Remembrance Taken For Granted

. June 15, 2014 . 2 Comments

by Eben Johannes

It is that time of year where students nervously enter their exam locations, anxious and ready to tackle that paper. As for some of us this will be a leap of faith, some writing for the last time. I would like to wish them all of the best.

 

As a teacher in training, I had the privilege of working with some schools in my community, forming a close relationship with the learners and teachers. I have seen the worst and the best; learners not appreciating what they have, how hard the teachers work to improve learners’ abilities and create knowledgeable young people. Today learners have technology at their fingertips; white interactive boards, flat screen TV’s, and some schools even have i-libraries. In some schools learners are fortunate enough to be taught in their home language, whilst schools offer a variety of languages.  However, some of our learners take these opportunities for granted. They vandalize school property; write on walls and seats, disrespect teachers and some refuse to come to school and becoming yet another statistic.

 

38 years ago, on 16th June 1976, high school learners of Soweto protested against the Department of Bantu Education’s decision to make Afrikaans the medium of instruction in black schools. The police got involved and the protesters were thrown with teargas and shot with bullets. After these clashes, unofficial totals of between 200 and 600 were proclaimed dead; most of them being students in their uniforms. What is profound about 16th June is that the learners fought for their educational rights. Sadly most of them were not able to see the change.

Hector_pieterson 8151874

Through all this brutal fighting a young boy Hector Pieterson got caught between the bullets and died. The image of Hector being carried through the streets is an image that has been popularised through exhibitions, concerts etc.

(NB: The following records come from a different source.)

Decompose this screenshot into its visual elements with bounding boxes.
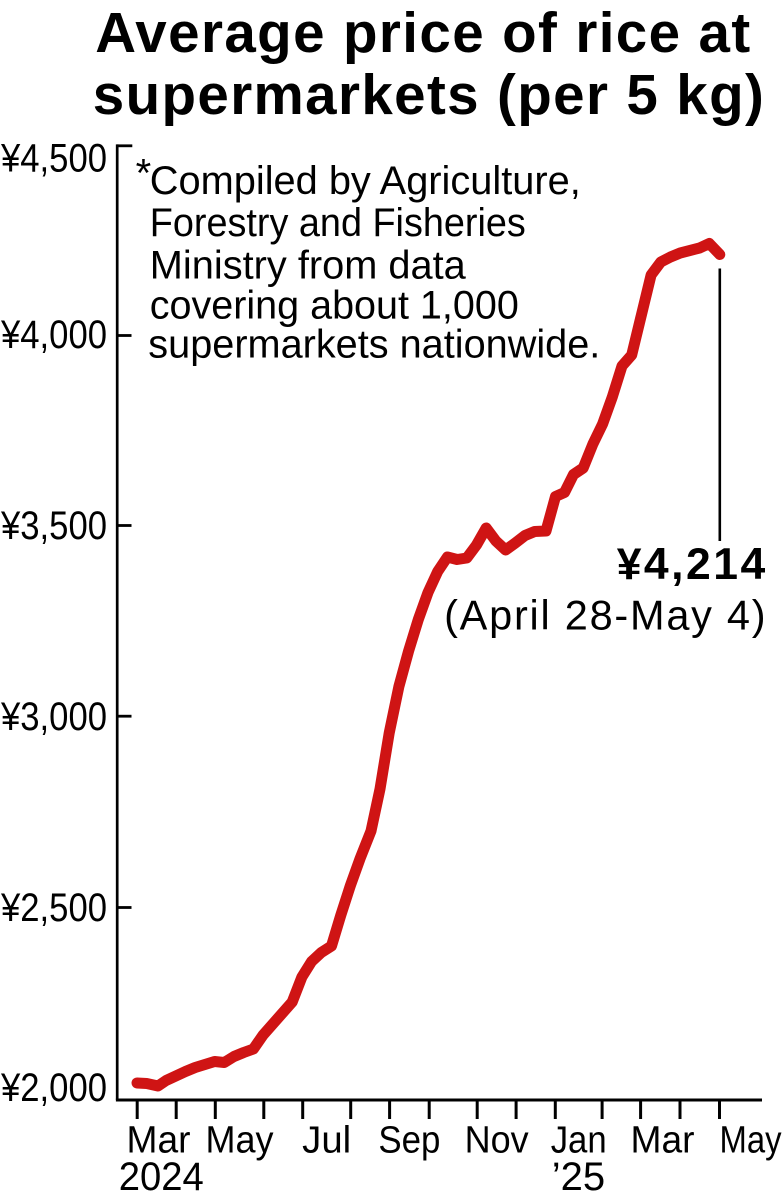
svg-text:Forestry and Fisheries: Forestry and Fisheries	[150, 201, 526, 245]
svg-text:¥2,000: ¥2,000	[0, 1066, 107, 1110]
svg-text:May: May	[206, 1119, 274, 1161]
svg-text:¥4,214: ¥4,214	[617, 540, 766, 589]
svg-text:¥2,500: ¥2,500	[0, 886, 107, 930]
svg-text:Nov: Nov	[465, 1119, 529, 1161]
svg-text:(April 28-May 4): (April 28-May 4)	[444, 591, 766, 638]
svg-text:2024: 2024	[119, 1155, 204, 1199]
svg-text:Compiled by Agriculture,: Compiled by Agriculture,	[150, 159, 581, 203]
svg-text:supermarkets (per 5 kg): supermarkets (per 5 kg)	[93, 63, 764, 126]
svg-text:¥4,000: ¥4,000	[0, 313, 107, 357]
svg-text:Jan: Jan	[551, 1119, 607, 1161]
svg-text:Ministry from data: Ministry from data	[150, 244, 467, 288]
svg-text:’25: ’25	[552, 1155, 605, 1199]
svg-text:¥3,500: ¥3,500	[0, 504, 107, 548]
svg-text:supermarkets nationwide.: supermarkets nationwide.	[148, 323, 600, 367]
svg-text:¥4,500: ¥4,500	[0, 136, 107, 180]
svg-text:Average price of rice at: Average price of rice at	[95, 1, 750, 64]
svg-text:Sep: Sep	[378, 1119, 440, 1161]
svg-text:Jul: Jul	[302, 1119, 351, 1161]
svg-text:Mar: Mar	[631, 1119, 695, 1161]
svg-text:Mar: Mar	[127, 1119, 191, 1161]
svg-text:May: May	[720, 1119, 782, 1161]
svg-text:*: *	[136, 152, 152, 196]
svg-text:covering about 1,000: covering about 1,000	[150, 284, 519, 328]
svg-text:¥3,000: ¥3,000	[0, 695, 107, 739]
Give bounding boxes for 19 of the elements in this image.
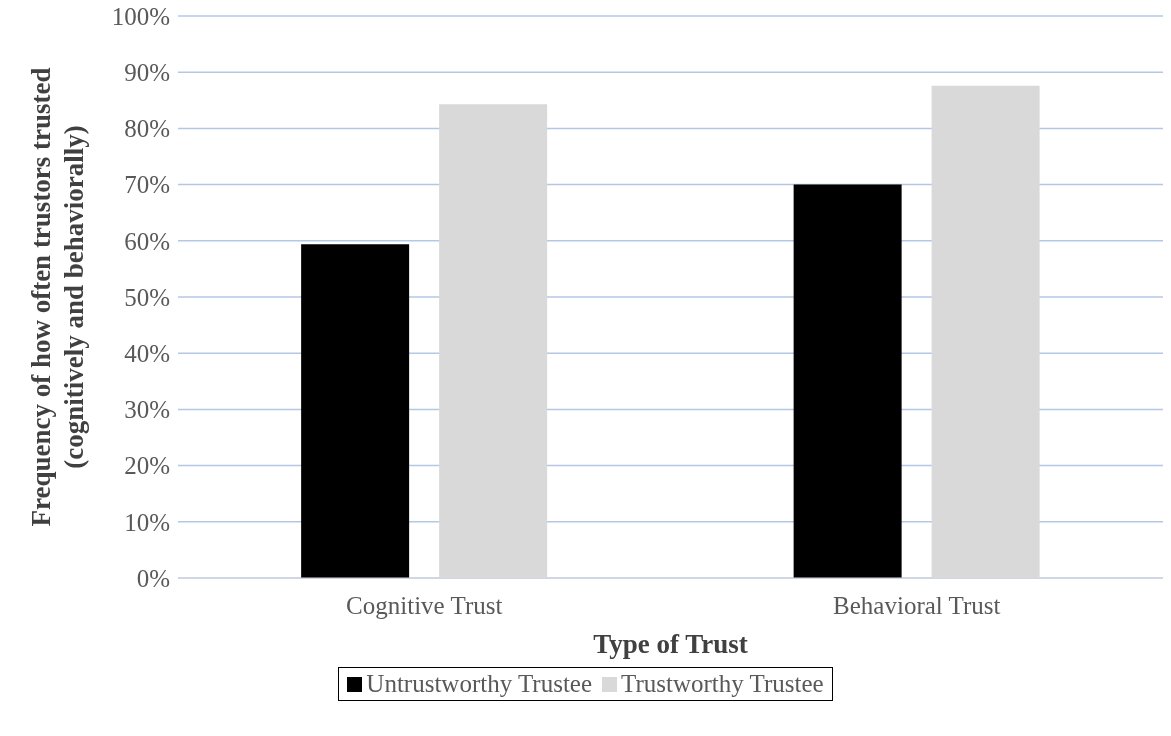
y-axis-title: Frequency of how often trustors trusted (cognitively and behaviorally): [26, 67, 89, 527]
bar: [793, 184, 902, 578]
y-tick-label: 60%: [124, 227, 170, 255]
x-axis-title: Type of Trust: [593, 629, 748, 659]
legend-label: Untrustworthy Trustee: [366, 670, 593, 698]
y-tick-label: 70%: [124, 171, 170, 199]
y-tick-label: 100%: [111, 2, 170, 30]
x-tick-label: Cognitive Trust: [346, 591, 503, 619]
y-tick-label: 20%: [124, 452, 170, 480]
x-tick-label: Behavioral Trust: [833, 591, 1001, 619]
y-tick-label: 0%: [136, 564, 170, 592]
bar: [301, 244, 410, 578]
y-tick-label: 30%: [124, 396, 170, 424]
legend-label: Trustworthy Trustee: [621, 670, 824, 698]
y-tick-label: 40%: [124, 340, 170, 368]
y-tick-label: 10%: [124, 508, 170, 536]
y-tick-label: 50%: [124, 283, 170, 311]
y-tick-label: 80%: [124, 115, 170, 143]
y-tick-label: 90%: [124, 59, 170, 87]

Many commemorate this day through these mediums or simply by wearing their school uniforms on this day. Others take this day for granted, by partying, getting drunk and remembering these learners’ lives in a total disrespectful manner.

 

Youth Day is a day of remembrance; celebrating those learners who have died while fighting for our future. We live in a diverse country full of stories and heritage yet it saddens me to see what our youth are doing for their future. We take the bit of education we receive for granted whereas some children are hungry and longing for a bit of education.  On 16th June I would like to urge all of you to take a moment out of your busy lives and tell the story of 16th June to our children. I urge you to show them the film “Sarafina” which beautifully depicts the actual event of this historical day.

 

Personally, I believe Youth Day is a day of reflection upon people fighting for their rights; a day to reflect on the changes especially in our Educational Sector. Sadly, these learners died while fighting for their education and future, a future they never saw. The message of Youth Day is summarized in the words of the late Tata Nelson Mandela:

 

During my lifetime I have dedicated myself to this struggle of the African people. I have fought against white domination, and I have fought against black domination. I have cherished the ideal of a democratic and free society in which all persons live together in harmony and with equal opportunities. It is an ideal which I hope to live for and to achieve. But if needs be, it is an ideal for which I am prepared to die.

 

Let’s make 16th June a day that our future leaders won’t ever forget, because these learners paid with their lives to fight for their rights.